The Kiwi helo pilot pointed down at one such field. "Ever seen one of those close up?"

"No. "

They dropped like a shot bird, tilting forward and to the left as they spiralled tightly downward. Wade gritted his teeth. Kiwi pilots were scary, as he had begun to learn on his flight down from Christchurch.

The young American pilots working for ASL moved their big beasts around the air like trucks, and like good truck drivers they were impressive; but the Kiwis, older and wiser, flew as if their helos were extensions of their bodies, like dragonflies. This man looked unconcerned as he brought the helo swooping down to hover, in dragonfly style, well down inside an avenue of serac skyscrapers; Wade was shocked at their size, as from a thousand feet up they had looked like waist-high ripples. "Wow. "

The pilot pulled back up and continued without comment. Back at cruising height, the crevasse patches again looked like ice cubes; but now, knowing how big they really were, Wade's sense of scale popped like one's ears did, and he realized that the glacier and the mountains flanking it were all huge, huge, huge.

The helo buzzed along like a bee up a winter canyon. It was a big planet.

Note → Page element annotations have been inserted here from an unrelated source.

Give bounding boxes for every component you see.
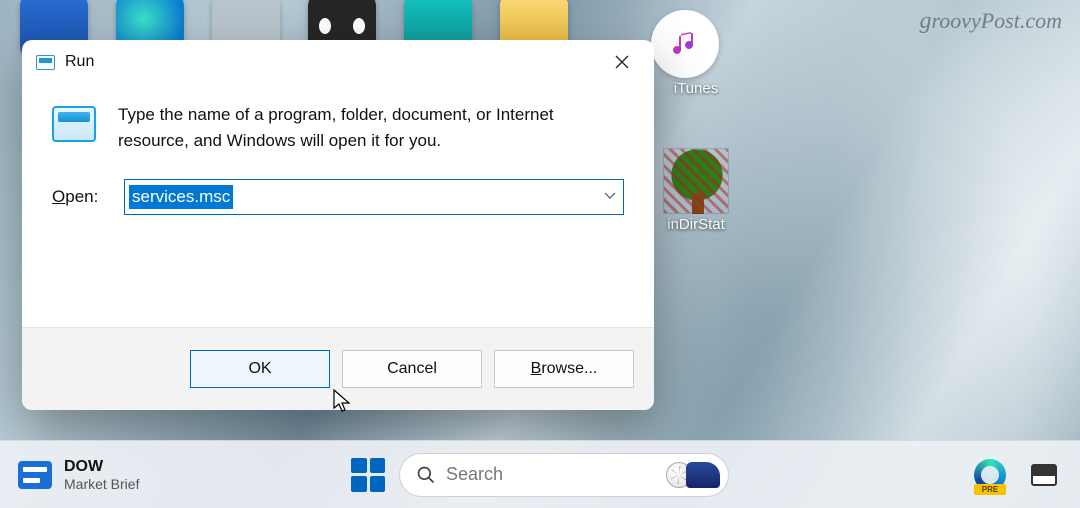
desktop-icon-label: inDirStat [651, 216, 741, 233]
cancel-button[interactable]: Cancel [342, 350, 482, 388]
taskbar-widget[interactable]: DOW Market Brief [18, 458, 139, 492]
widget-subtitle: Market Brief [64, 476, 139, 492]
task-view-icon [1031, 464, 1057, 486]
open-label: Open: [52, 187, 108, 207]
desktop-icon-itunes[interactable]: iTunes [651, 10, 741, 97]
search-icon [416, 465, 436, 485]
widget-icon [18, 461, 52, 489]
combobox-dropdown[interactable] [603, 188, 617, 207]
cleat-icon [686, 462, 720, 488]
run-titlebar[interactable]: Run [22, 40, 654, 84]
open-combobox[interactable]: services.msc [124, 179, 624, 215]
close-button[interactable] [600, 44, 644, 80]
open-input-value[interactable]: services.msc [129, 185, 233, 209]
run-title: Run [65, 53, 94, 71]
search-placeholder: Search [446, 464, 656, 485]
run-body: Type the name of a program, folder, docu… [22, 84, 654, 237]
desktop-icon-windirstat[interactable]: inDirStat [651, 148, 741, 233]
browse-button[interactable]: Browse... [494, 350, 634, 388]
windirstat-icon [663, 148, 729, 214]
edge-pre-badge: PRE [974, 484, 1006, 495]
itunes-icon [651, 10, 719, 78]
close-icon [614, 54, 630, 70]
widget-title: DOW [64, 458, 139, 476]
watermark-text: groovyPost.com [919, 8, 1062, 35]
start-button[interactable] [351, 458, 385, 492]
taskbar: DOW Market Brief Search PRE [0, 440, 1080, 508]
run-title-icon [36, 55, 55, 70]
watermark-label: roovyPost.com [931, 8, 1062, 33]
taskbar-search[interactable]: Search [399, 453, 729, 497]
run-description: Type the name of a program, folder, docu… [118, 102, 624, 153]
search-highlight-badge [666, 462, 720, 488]
task-view-button[interactable] [1026, 457, 1062, 493]
taskbar-edge-preview[interactable]: PRE [972, 457, 1008, 493]
run-program-icon [52, 106, 96, 142]
ok-button[interactable]: OK [190, 350, 330, 388]
chevron-down-icon [603, 188, 617, 202]
run-dialog: Run Type the name of a program, folder, … [22, 40, 654, 410]
desktop-icon-label: iTunes [651, 80, 741, 97]
run-footer: OK Cancel Browse... [22, 327, 654, 410]
desktop-background: groovyPost.com iTunes inDirStat Run T [0, 0, 1080, 508]
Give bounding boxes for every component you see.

Ahead a rusty rock island grew. A spill of glacier poured over a low point in its outermost ridge, and fell down toward a bowl of rock that it never even reached, much less filled. As they passed the island Wade could now see the polar cap, extending to the south forever. On the southernmost point of the island clustered a tiny knot of green square roofs, like Monopoly houses. Vertigo of scale: it was as a gnat or a microbe that he watched the tiny structures recede behind them, and the nunatak get lower and smaller, until they were out over the ice of the polar cap, and it was ice as far as they could see, on a world grown as big as Jupiter, or the sun itself. Then the helo began to drop again. They were landing on the ice. The complex of buildings they descended on was of course bigger than it had appeared from above. As Wade got out of the helicopter the complex looked entirely deserted, in the usual Antarctic way; everyone indoors. The empty continent indeed.